つまらないって、そんな事考えもしなかった。


「いや、別にそんなつもりはないよ」


「じゃあどうしてこんな事ずっとしてるのよ」


”あたち”の語気が強くなる。


 それは俺だって知りたい。気が付いたらこんな所にいて、どうしていいのか分からずにこうやって流れているんだ。


どこかに行こうにも、それが正しい道かも分からないし、それにこのボートを失ってしまったらそれこそ俺にはどうすることも出来ないと感じている。

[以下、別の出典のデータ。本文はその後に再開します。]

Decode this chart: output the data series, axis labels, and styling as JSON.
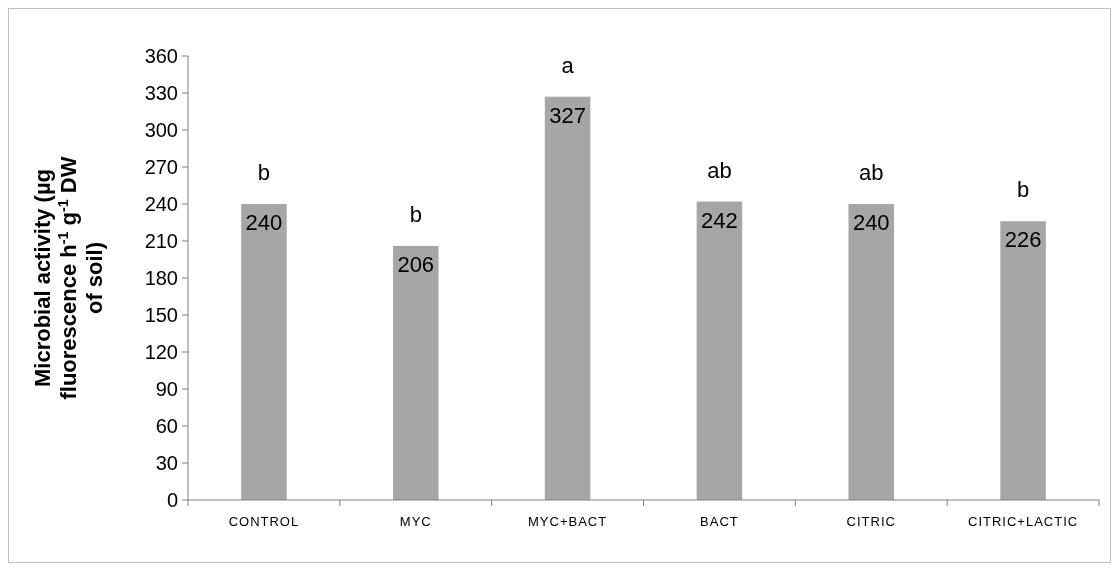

 俺は少しづつ”あたち”に対して怒りの様な感情を覚えた。


 俺だってこんな、こんな状況に居続けるのはごめんだ。


「あのな」


 俺は喉と心臓の間が怒りの様な不快感を押さえながら言葉を発した。


「俺だって、俺だってな、ずっとこんな事をしていたい訳じゃないよ」


 押さえているはずの感情が少し言葉に乗っかってしまっている。


「でもしょうがないじゃないか、こうやって進んで行くしか方法が見つからないんだよ。それに、下手にどこかに行ってこのボートが無くなってしまったらそれこそお手上げじゃないか。俺にだって考えてることはあるんだよ」


 ”あたち”は上目遣いで俺をにらみながら話を聞いている。


 ”あたち”の顔が少しづつ赤らんでいく様子が見て取れた。


 ”あたち”はしばらくそうして俺と睨み合いをしていたかと思うと、急に感情が爆発したかの様に動き始めた。


「いーーーやーーーだーーーー!」


 手を振り乱し、地団駄を踏んでボートを大きく揺らした。


「いーーやーだーよーーー!!どうしてこんなツマラナイ所にいなくちゃいけないの!どうして何処にも行かないの!お腹もへったし、こんな狭いところじゃ遊べないし、お腹へったし、もうイヤだよーーーー!」


 ”あたち”は桜柄の着物と額の上で結んだ前髪を大きく揺らしながら叫び続けている。


「しょうがないだろ!」


 俺は思わず感情のままにこの小さな子供に対して言葉を投げつけてしまった。


 俺の言葉に反応して”あたち”はピタリと動きを止め、うつむいて俺の言葉を聞いている。


「どこに行く当てなんかあるんだよ。こんな何もないところで。デタラメに動いたって何かがある保証なんかないし、それに迷ってもう戻ってこられなくなったらどうするんだ。このまま進んで行ってあの先に見える「光」にむかうしかないんだよ」


”あたち”はその言葉を聞き終わった後もうつむき続けた。


この何もない「白い世界」の中に映える”あたち”が着ている着物の桜が俺の心を締め付け、俺の中には罪悪感と無力感で満たされようとしてしまっていた。